In 2013, they captured 70 desert bighorn sheep in eight of those populations. Sixty percent of them had antibodies to Mycoplasma ovipneumoniae, the pathogen that causes the respiratory diseases. In four subsequent years of capturing bighorn sheep in up to 12 of those regions, between 12% and 15% had the antibodies. While the percentage of bighorn with antibodies has declined across most populations since 2013, the researchers continue to identify additional ranges where the pathogen has been present.
The researchers also tested blood samples that had been collected from desert bighorn sheep during the 1980s, 1990s and 2000s. The samples they tested, which are archived by the California Department of Fish and Wildlife, only represented four of the 16 populations.
The researchers found evidence that bighorn sheep in those populations had been exposed to that pathogen in all three of those decades, leading them to question whether the antibodies were to the same strain as that observed during the 2013 outbreak or a less virulent strain.
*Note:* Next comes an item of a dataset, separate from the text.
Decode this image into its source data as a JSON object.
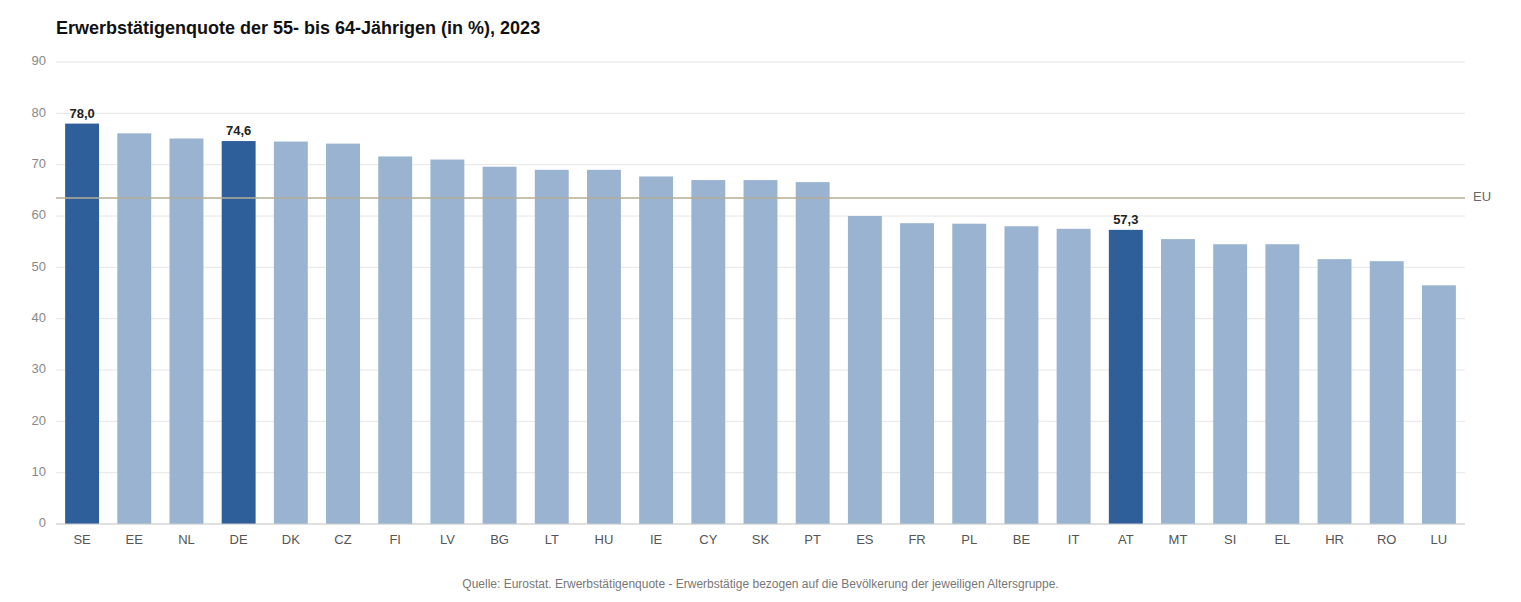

In one case, a population with evidence of exposure in 1989-90 appeared to have cleared the pathogen several years later, with subsequent tests failing to detect exposure until the 2013 outbreak.
“The findings in the paper show the importance of a sustained effort to collect data from these desert bighorn sheep,” Epps said. “The data really help us understand what is happening with these populations so that we can make sure they survive.”
In addition to Epps and Shirkey, authors of the paper are: Annette Roug (shared first author), Thomas Besser, Vernon C. Bleich, Neal Darby, Daniella Dekelaita, Nathan Galloway, Ben Gonzales, Debra Hughson, Lora Konde, Ryan Monello, Paige R. Prentice, Regina Vu, John Wehausen, Brandon Munk (shared senior author) and Jenny Powers (shared senior author.)
Funding for the research was provided by California Department of Fish and Game Federal Aid in Wildlife Restoration Project, Boone and Crockett Club, California Association of Professional Scientists, Foundation for North American Wild Sheep, National Rifle Association, Safari Club International, San Bernardino County Fish and Game Commission, Society for the Conservation of Bighorn Sheep, U.S. Department of Interior Bureau of Land Management, California Department of Fish and Wildlife, National Park Service, Oregon State University, Nevada Department of Wildlife, California Chapter of the Wild Sheep Foundation and the Desert Bighorn Council.